Rick acabó de alimentar la grabación, cerró el panel, y abrió uno adyacente. Rompió el precinto de una caja de cartón y dejó caer un montón de bobinas de grabación más pequeñas sobre la mesa.

—¿Son esas las almas que vendieron a Smithfield? —preguntó Thornier, sonriendo en forma extraña.

La banqueta del técnico fue echada hacia atrás y él estalló:

—¡Ya sabes lo que son!

Thornier asintió, y se aproximó para contemplarlas más de cerca como si estuviera fascinado. Tomó una de ellas del montón, y suspiró.

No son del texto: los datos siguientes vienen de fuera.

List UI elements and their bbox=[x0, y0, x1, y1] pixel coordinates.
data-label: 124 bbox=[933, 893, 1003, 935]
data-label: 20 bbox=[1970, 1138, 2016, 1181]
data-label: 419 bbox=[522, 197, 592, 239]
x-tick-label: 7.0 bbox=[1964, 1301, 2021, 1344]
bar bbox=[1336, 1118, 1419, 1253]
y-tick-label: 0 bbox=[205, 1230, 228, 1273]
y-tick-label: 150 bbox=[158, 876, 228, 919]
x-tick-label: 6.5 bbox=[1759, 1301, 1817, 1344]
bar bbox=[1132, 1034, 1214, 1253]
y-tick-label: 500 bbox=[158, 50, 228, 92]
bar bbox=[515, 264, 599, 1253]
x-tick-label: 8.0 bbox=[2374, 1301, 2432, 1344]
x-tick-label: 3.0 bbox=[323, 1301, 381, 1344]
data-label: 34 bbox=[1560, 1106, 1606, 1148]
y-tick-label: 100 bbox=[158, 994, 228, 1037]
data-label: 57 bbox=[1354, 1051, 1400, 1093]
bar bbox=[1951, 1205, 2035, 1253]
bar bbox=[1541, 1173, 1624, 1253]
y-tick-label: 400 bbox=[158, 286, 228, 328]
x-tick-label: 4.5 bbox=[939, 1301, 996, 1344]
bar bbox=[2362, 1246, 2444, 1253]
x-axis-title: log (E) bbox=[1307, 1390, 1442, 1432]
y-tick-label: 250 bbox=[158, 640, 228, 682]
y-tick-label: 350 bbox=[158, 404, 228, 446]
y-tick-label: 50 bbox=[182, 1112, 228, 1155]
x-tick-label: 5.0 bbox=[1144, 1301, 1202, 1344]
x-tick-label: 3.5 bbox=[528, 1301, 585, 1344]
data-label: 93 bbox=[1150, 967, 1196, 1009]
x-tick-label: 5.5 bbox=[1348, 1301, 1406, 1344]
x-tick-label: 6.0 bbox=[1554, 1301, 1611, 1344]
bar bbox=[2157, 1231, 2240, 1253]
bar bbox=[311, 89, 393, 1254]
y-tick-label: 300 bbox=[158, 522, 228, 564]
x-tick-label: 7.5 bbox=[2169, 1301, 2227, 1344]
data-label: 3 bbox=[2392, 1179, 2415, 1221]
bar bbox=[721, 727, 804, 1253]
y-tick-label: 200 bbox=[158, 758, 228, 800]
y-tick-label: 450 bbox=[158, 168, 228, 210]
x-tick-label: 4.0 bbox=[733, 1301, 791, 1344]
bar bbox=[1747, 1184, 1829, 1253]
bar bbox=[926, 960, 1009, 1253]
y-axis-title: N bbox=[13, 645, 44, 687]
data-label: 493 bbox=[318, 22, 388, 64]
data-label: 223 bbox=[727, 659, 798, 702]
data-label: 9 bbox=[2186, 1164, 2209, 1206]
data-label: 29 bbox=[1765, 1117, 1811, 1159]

—¡Si dices: ay, pobre Yorick, te echaré a patadas de aquí dentro! —raspó Rick.

Thornier la devolvió con otro suspiro y se limpió la mano en su mono. Personalidades empaquetadas. Egos de actores, grabados en cinta. Actores reales, en otro tiempo, cuyos muñecos interpretaban ahora sus papeles. Las grabaciones contenían complejos datos psicofisiológicos derivados de meses de pruebas psíquicas y somáticas después de que los actores originales habían firmado sus contratos con Smithfield. Datos para las matrices de personalidad del Maestro. Abstracciones de la psique humana, encarnadas en vidrio, cobre, y aleaciones. Las almas que habían arrendado a Smithfield a cambio de unos royalties, junto con su carne y sangre materializadas en los muñecos.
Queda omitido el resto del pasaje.